Avancées de la médecine dans le monde arabo-musulman


Bertrand Hauchecorne

Trois grands penseurs du monde arabo-musulman ont révolutionné au Moyen-âge les connaissances et les pratiques médicales. Leur enseignement a influencé l'Occident, des siècles durant.

Rhazès

Abou Bakr Mohammad ibn Zakariya ar-Razi, connu en France sous le nom de Rhazès, est né en 865 à Ray, ville proche de l'actuelle Téhéran. De langue persane, il écrira toute son œuvre en arabe. D'abord musicien, il s'intéresse très vite à l'alchimie, la philosophie, les mathématiques et l'astronomie. Il affirme en particulier que la terre est ronde, idée qui était très loin d'être acceptée par tous à l'époque. Atteint d'une maladie des yeux, il se tourne vers la médecine après 30 ans et se plonge dans les œuvres de Galien et d'Hippocrate. On le charge alors de la direction d'un hôpital, et c'est de manière très rationnelle qu'il le dirige en insistant sur l'importance de la prévention et de la diététique. Il explique l'importance d'observer de manière précise les symptômes et d'en déduire le bon diagnostic grâce aux connaissances théoriques qu'il a établies. Le premier, il remarque que certains dérèglements ont des origines psychosomatiques. Rhazès est surtout connu pour avoir développé la pharmacologie en tant que discipline inhérente à la médecine et il est sans doute le premier à introduire des éléments chimiques comme médicaments. Son influence dans le domaine durera en Occident jusqu'au xviie siècle. On lui doit de nombreux ouvrages, en particulier Kitab al-Hawi fi al-Tibb, une somme de toutes les connaissances médicales de l'époque.   

 

Avicenne

Né près de Boukhara vers 980, Avicenne, de son vrai nom Ibn Sina, s'intéresse très jeune à de nombreuses disciplines. Il reste célèbre comme philosophe et comme médecin. Cependant, il étudie aussi les sciences et s'intéresse tant à l'algèbre qu'à la géométrie. C'est sans doute par une approche théologique qu'il se penche sur la notion d'infini et réfléchit aussi sur la notion de continu. En logique, il reprend le principe de non contradiction d'Aristote. Il préconise aussi, bien avant Descartes, l'expérimentation pour faire avancer les sciences.
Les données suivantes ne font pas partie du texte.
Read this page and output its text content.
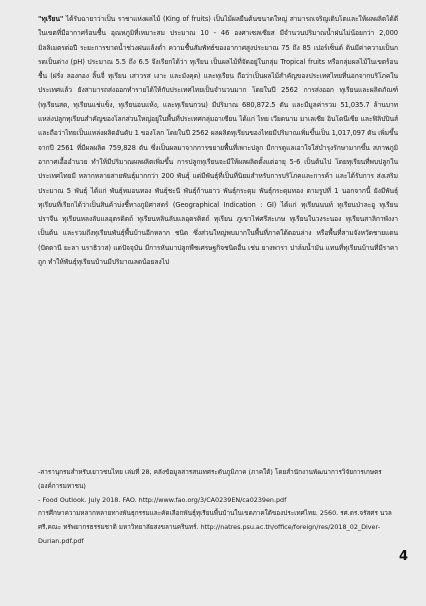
"ทุเรียน" ได้รับฉายาว่าเป็น ราชาแห่งผลไม้ (King of fruits) เป็นไม้ผลยืนต้นขนาดใหญ่ สามารถเจริญเติบโตและให้ผลผลิตได้ดีในเขตที่มีอากาศร้อนชื้น อุณหภูมิที่เหมาะสม ประมาณ 10 - 46 องศาเซลเซียส มีจำนวนปริมาณน้ำฝนไม่น้อยกว่า 2,000 มิลลิเมตรต่อปี ระยะการขาดน้ำช่วงฝนแล้งต่ำ ความชื้นสัมพัทธ์ของอากาศสูงประมาณ 75 ถึง 85 เปอร์เซ็นต์ ดินมีค่าความเป็นกรดเป็นด่าง (pH) ประมาณ 5.5 ถึง 6.5 จึงเรียกได้ว่า ทุเรียน เป็นผลไม้ที่จัดอยู่ในกลุ่ม Tropical fruits หรือกลุ่มผลไม้ในเขตร้อนชื้น (ฝรั่ง ลองกอง ลิ้นจี่ ทุเรียน เสาวรส เงาะ และมังคุด) และทุเรียน ถือว่าเป็นผลไม้สำคัญของประเทศไทยที่นอกจากบริโภคใน ประเทศแล้ว ยังสามารถส่งออกทำรายได้ให้กับประเทศไทยเป็นจำนวนมาก โดยในปี 2562 การส่งออก ทุเรียนและผลิตภัณฑ์ (ทุเรียนสด, ทุเรียนแช่แข็ง, ทุเรียนอบแห้ง, และทุเรียนกวน) มีปริมาณ 680,872.5 ตัน และมีมูลค่ารวม 51,035.7 ล้านบาท แหล่งปลูกทุเรียนสำคัญของโลกส่วนใหญ่อยู่ในพื้นที่ประเทศกลุ่มอาเซียน ได้แก่ ไทย เวียดนาม มาเลเซีย อินโดนีเซีย และฟิลิปปินส์ และถือว่าไทยเป็นแหล่งผลิตอันดับ 1 ของโลก โดยในปี 2562 ผลผลิตทุเรียนของไทยมีปริมาณเพิ่มขึ้นเป็น 1,017,097 ตัน เพิ่มขึ้นจากปี 2561 ที่มีผลผลิต 759,828 ตัน ซึ่งเป็นผลมาจากการขยายพื้นที่เพาะปลูก มีการดูแลเอาใจใส่บำรุงรักษามากขึ้น สภาพภูมิอากาศเอื้ออำนวย ทำให้มีปริมาณผลผลิตเพิ่มขึ้น การปลูกทุเรียนจะมีให้ผลผลิตตั้งแต่อายุ 5-6 เป็นต้นไป โดยทุเรียนที่พบปลูกในประเทศไทยมี หลากหลายสายพันธุ์มากกว่า 200 พันธุ์ แต่มีพันธุ์ที่เป็นที่นิยมสำหรับการบริโภคและการค้า และได้รับการ ส่งเสริมประมาณ 5 พันธุ์ ได้แก่ พันธุ์หมอนทอง พันธุ์ชะนี พันธุ์ก้านยาว พันธุ์กระดุม พันธุ์กระดุมทอง ตามรูปที่ 1 นอกจากนี้ ยังมีพันธุ์ทุเรียนที่เรียกได้ว่าเป็นสินค้าบ่งชี้ทางภูมิศาสตร์ (Geographical Indication : GI) ได้แก่ ทุเรียนนนท์ ทุเรียนป่าละอู ทุเรียนปราจีน ทุเรียนหลงลับแลอุตรดิตถ์ ทุเรียนหลินลับแลอุตรดิตถ์ ทุเรียน ภูเขาไฟศรีสะเกษ ทุเรียนในวงระนอง ทุเรียนสาลิกาพังงา เป็นต้น และรวมถึงทุเรียนพันธุ์พื้นบ้านอีกหลาก ชนิด ซึ่งส่วนใหญ่พบมากในพื้นที่ภาคใต้ตอนล่าง หรือพื้นที่สามจังหวัดชายแดน (ปัตตานี ยะลา นราธิวาส) แต่ปัจจุบัน มีการหันมาปลูกพืชเศรษฐกิจชนิดอื่น เช่น ยางพารา ปาล์มน้ำมัน แทนที่ทุเรียนบ้านที่มีราคาถูก ทำให้พันธุ์ทุเรียนบ้านมีปริมาณลดน้อยลงไป

-สารานุกรมสำหรับเยาวชนไทย เล่มที่ 28, คลังข้อมูลสารสนเทศระดับภูมิภาค (ภาคใต้) โดยสำนักงานพัฒนาการวิจัยการเกษตร (องค์การมหาชน)

- Food Outlook. July 2018. FAO. http://www.fao.org/3/CA0239EN/ca0239en.pdf

การศึกษาความหลากหลายทางพันธุกรรมและคัดเลือกพันธุ์ทุเรียนพื้นบ้านในเขตภาคใต้ของประเทศไทย. 2560. รศ.ดร.จรัสศร นวลศรี,คณะ ทรัพยากรธรรมชาติ มหาวิทยาลัยสงขลานครินทร์. http://natres.psu.ac.th/office/foreign/res/2018_02_Diver-Durian.pdf.pdf

4
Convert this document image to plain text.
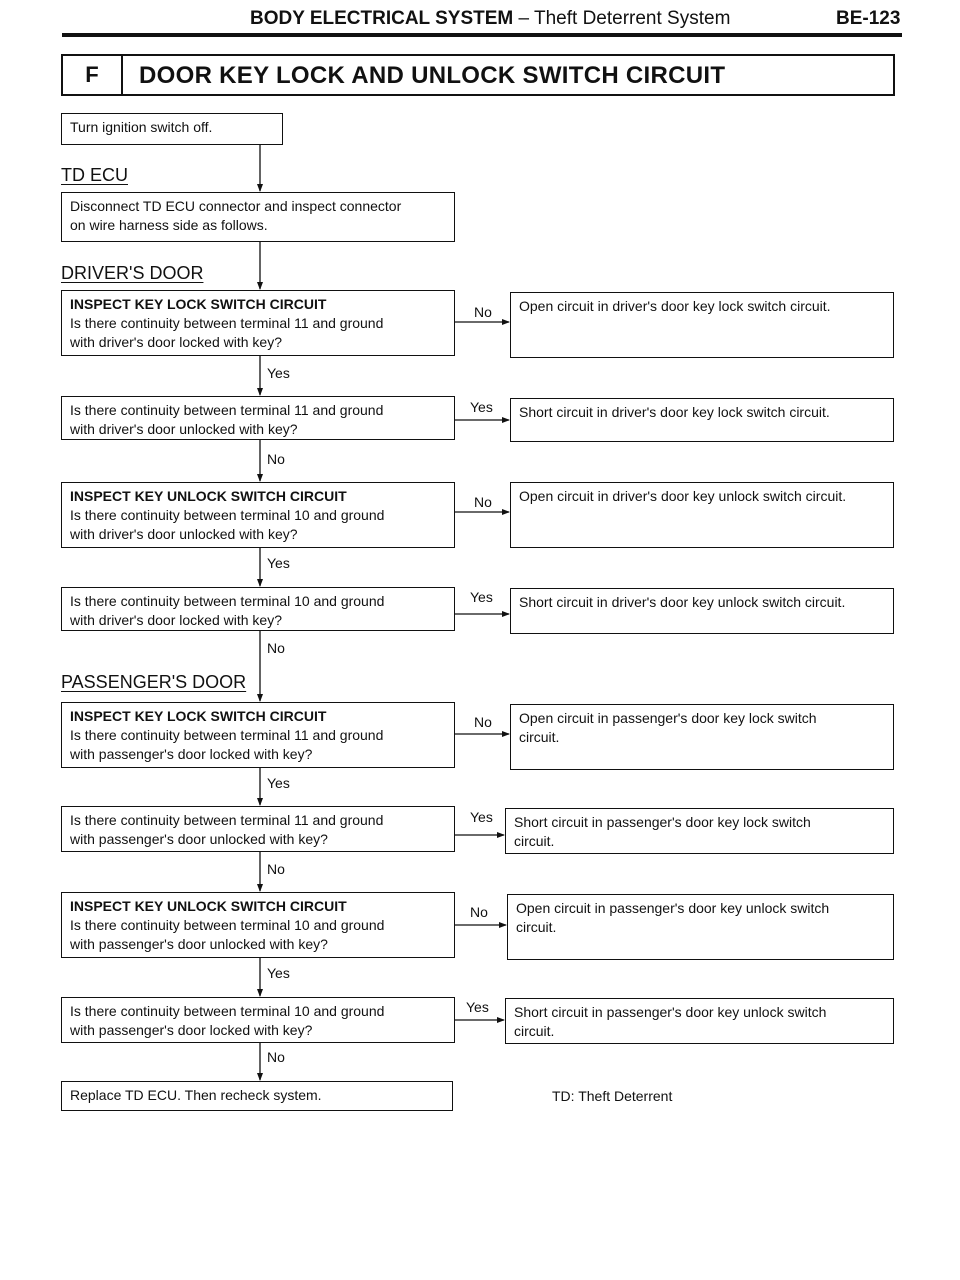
BODY ELECTRICAL SYSTEM – Theft Deterrent System	BE-123
F	DOOR KEY LOCK AND UNLOCK SWITCH CIRCUIT
Turn ignition switch off.
TD ECU
Disconnect TD ECU connector and inspect connector
on wire harness side as follows.
DRIVER'S DOOR
PASSENGER'S DOOR
INSPECT KEY LOCK SWITCH CIRCUIT
Is there continuity between terminal 11 and ground
with driver's door locked with key?
No Open circuit in driver's door key lock switch circuit.
Yes
Is there continuity between terminal 11 and ground
with driver's door unlocked with key?
Yes Short circuit in driver's door key lock switch circuit.
No
INSPECT KEY UNLOCK SWITCH CIRCUIT
Is there continuity between terminal 10 and ground
with driver's door unlocked with key?
No Open circuit in driver's door key unlock switch circuit.
Yes
Is there continuity between terminal 10 and ground
with driver's door locked with key?
Yes Short circuit in driver's door key unlock switch circuit.
No
INSPECT KEY LOCK SWITCH CIRCUIT
Is there continuity between terminal 11 and ground
with passenger's door locked with key?
No Open circuit in passenger's door key lock switch
circuit.
Yes
Is there continuity between terminal 11 and ground
with passenger's door unlocked with key?
Yes Short circuit in passenger's door key lock switch
circuit.
No
INSPECT KEY UNLOCK SWITCH CIRCUIT
Is there continuity between terminal 10 and ground
with passenger's door unlocked with key?
No Open circuit in passenger's door key unlock switch
circuit.
Yes
Is there continuity between terminal 10 and ground
with passenger's door locked with key?
Yes Short circuit in passenger's door key unlock switch
circuit.
No
Replace TD ECU. Then recheck system.	TD: Theft Deterrent
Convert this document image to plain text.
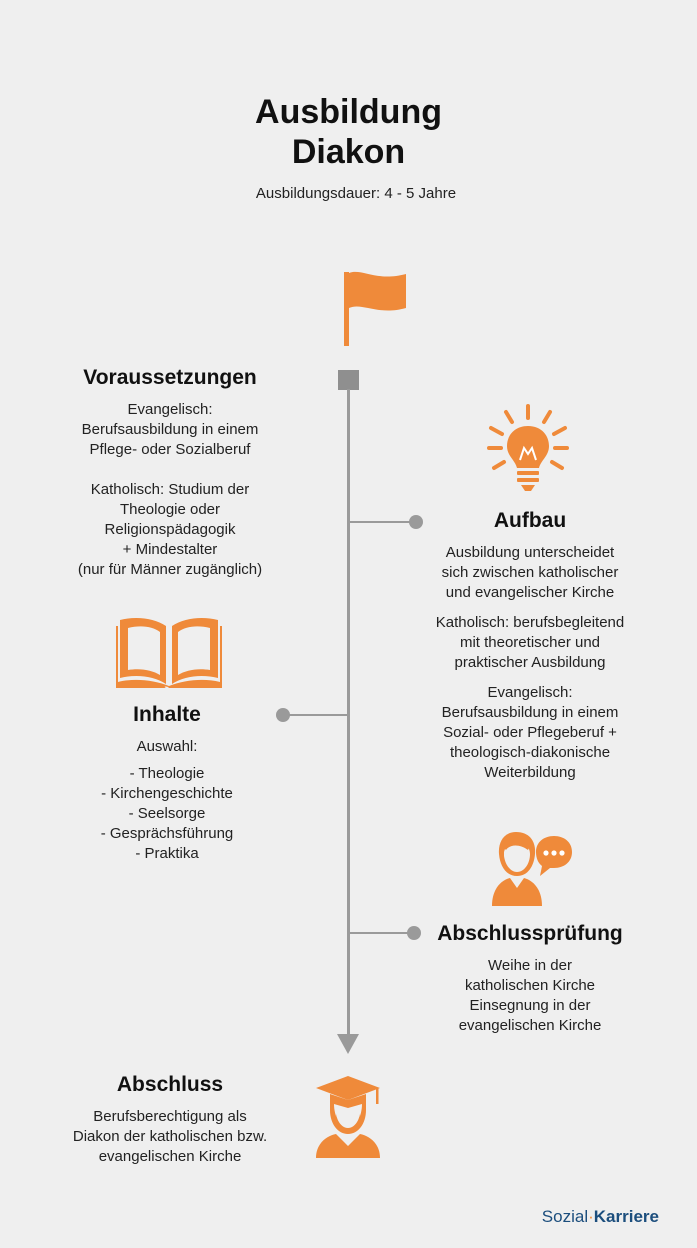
Ausbildung
Diakon
Ausbildungsdauer: 4 - 5 Jahre
Voraussetzungen
Evangelisch:
Berufsausbildung in einem
Pflege- oder Sozialberuf
Katholisch: Studium der
Theologie oder
Religionspädagogik
+ Mindestalter
(nur für Männer zugänglich)
Aufbau
Ausbildung unterscheidet
sich zwischen katholischer
und evangelischer Kirche
Katholisch: berufsbegleitend
mit theoretischer und
praktischer Ausbildung
Evangelisch:
Berufsausbildung in einem
Sozial- oder Pflegeberuf +
theologisch-diakonische
Weiterbildung
Inhalte
Auswahl:
- Theologie
- Kirchengeschichte
- Seelsorge
- Gesprächsführung
- Praktika
Abschlussprüfung
Weihe in der
katholischen Kirche
Einsegnung in der
evangelischen Kirche
Abschluss
Berufsberechtigung als
Diakon der katholischen bzw.
evangelischen Kirche
Sozial·Karriere
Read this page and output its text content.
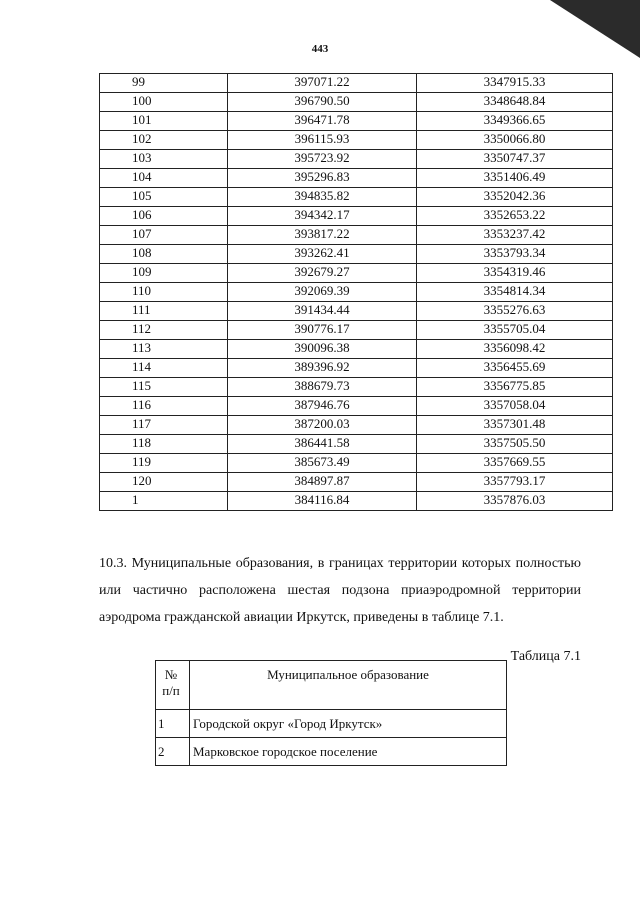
443
99	397071.22	3347915.33
100	396790.50	3348648.84
101	396471.78	3349366.65
102	396115.93	3350066.80
103	395723.92	3350747.37
104	395296.83	3351406.49
105	394835.82	3352042.36
106	394342.17	3352653.22
107	393817.22	3353237.42
108	393262.41	3353793.34
109	392679.27	3354319.46
110	392069.39	3354814.34
111	391434.44	3355276.63
112	390776.17	3355705.04
113	390096.38	3356098.42
114	389396.92	3356455.69
115	388679.73	3356775.85
116	387946.76	3357058.04
117	387200.03	3357301.48
118	386441.58	3357505.50
119	385673.49	3357669.55
120	384897.87	3357793.17
1	384116.84	3357876.03
10.3. Муниципальные образования, в границах территории которых полностью или частично расположена шестая подзона приаэродромной территории аэродрома гражданской авиации Иркутск, приведены в таблице 7.1.
Таблица 7.1
№
п/п	Муниципальное образование
1	Городской округ «Город Иркутск»
2	Марковское городское поселение
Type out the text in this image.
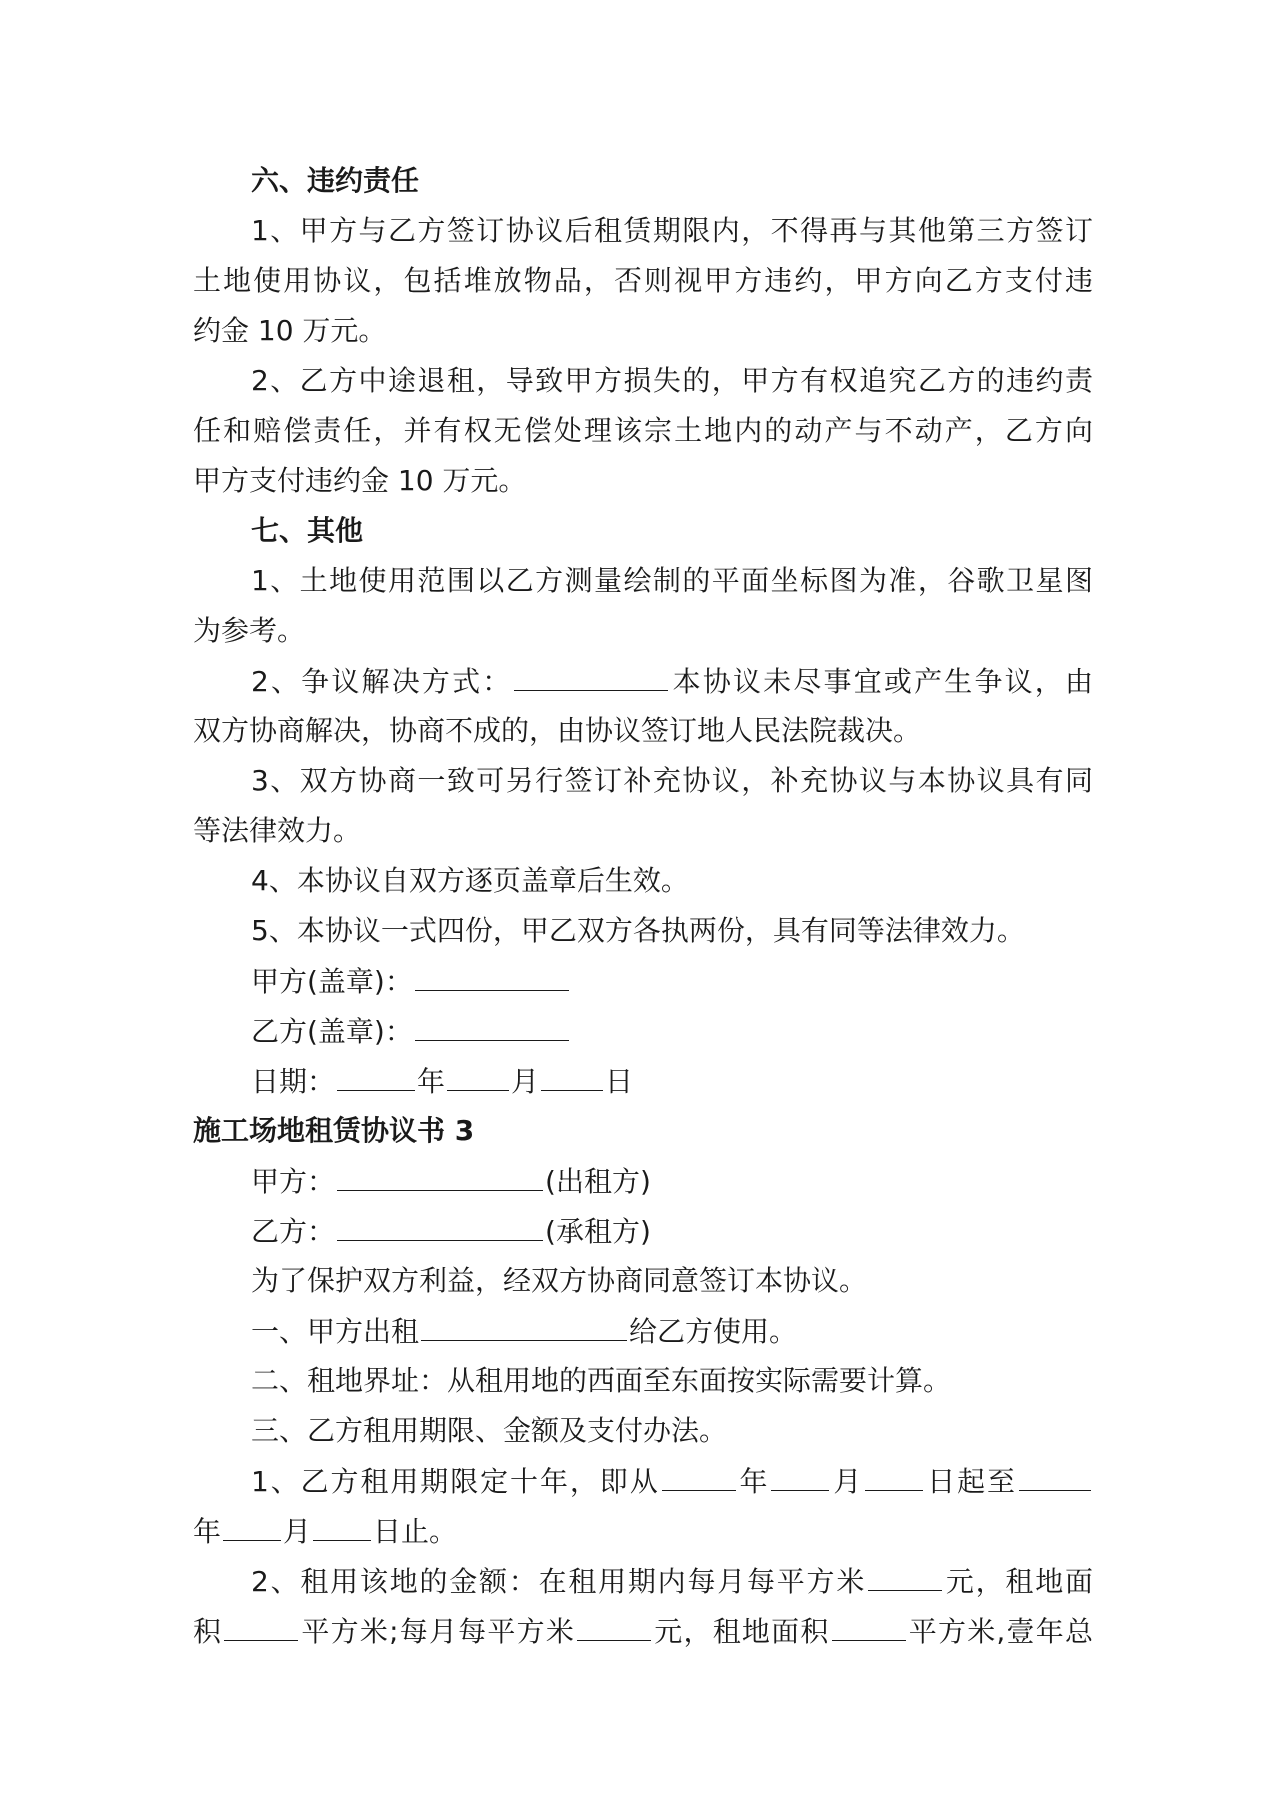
六、违约责任
1、甲方与乙方签订协议后租赁期限内，不得再与其他第三方签订
土地使用协议，包括堆放物品，否则视甲方违约，甲方向乙方支付违
约金 10 万元。
2、乙方中途退租，导致甲方损失的，甲方有权追究乙方的违约责
任和赔偿责任，并有权无偿处理该宗土地内的动产与不动产，乙方向
甲方支付违约金 10 万元。
七、其他
1、土地使用范围以乙方测量绘制的平面坐标图为准，谷歌卫星图
为参考。
2、争议解决方式：	本协议未尽事宜或产生争议，由
双方协商解决，协商不成的，由协议签订地人民法院裁决。
3、双方协商一致可另行签订补充协议，补充协议与本协议具有同
等法律效力。
4、本协议自双方逐页盖章后生效。
5、本协议一式四份，甲乙双方各执两份，具有同等法律效力。
甲方(盖章)：
乙方(盖章)：
日期：	年 月 日
施工场地租赁协议书 3
甲方：	(出租方)
乙方：	(承租方)
为了保护双方利益，经双方协商同意签订本协议。
一、甲方出租	给乙方使用。
二、租地界址：从租用地的西面至东面按实际需要计算。
三、乙方租用期限、金额及支付办法。
1、乙方租用期限定十年，即从	年 月 日起至
年 月 日止。
2、租用该地的金额：在租用期内每月每平方米	元，租地面
积	平方米;每月每平方米	元，租地面积	平方米,壹年总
À 18 ans, il achève des études de médecine et entame alors la traduction en arabe des œuvres d'Hippocrate et de Galien. Il vit alors à la cour et se fait une grande réputation en soignant des personnages influents. Suite à une disgrâce, il se réfugie à la cour de l'Emir d'Ispahan. Atteint en 1037 de troubles gastriques, il décède sans réussir à se soigner.

 

Avicenne écrit de très nombreux ouvrages tant en philosophie qu'en théologie. Cependant son Canon de la médecine, en arabe
Al-Qânûn fi'l-Tibb, achevé en 1025, connaîtra un immense succès tant en Orient qu'en Occident. On y trouve des descriptions minutieuses des maladies, y compris des troubles nerveux. Avicenne s'interroge sur leur propagation et propose des remèdes. 

 

Averroès

Averroès, de son vrai nom, Ibn Rochd, voit le jour à Cordoue en 1126. Sa renommée en tant que philosophe, en particulier son analyse d'Aristote, se diffuse dans les Universités de l'Occident médiéval. Aussi, on oublie parfois la composante scientifique du personnage, en particulier ses travaux sur la médecine. 

Averroès suit à Cordoue des études de théologie et ce n'est qu'ensuite qu'il étudie les sciences, en particulier l'astronomie, la physique et la médecine. À la demande du Calife, il se lance dans l'étude d'Aristote dont il deviendra le principal commentateur.

Connu aussi comme médecin, Averroès insiste sur la nécessité de s'appuyer sur l'observation et l'expérimentation. Son apport se concentre surtout sur un étude détaillée de l'anatomie. Il recueille tout son savoir médical dans un ouvrage qu'il intitule Kitab al-Kulliyate fi al-Tibb (le livre de la médecine universelle), connu en Occident sous le nom latinisé de Colliget

 

Suspecté d'hérésie à la fin de sa vie, il termine ses jours à Marrakech, loin de son Andalousie natale. Son œuvre, longtemps délaissée par les Arabes, se transmettra avant tout grâce à des traducteurs juifs pour atteindre l'Occident chrétien.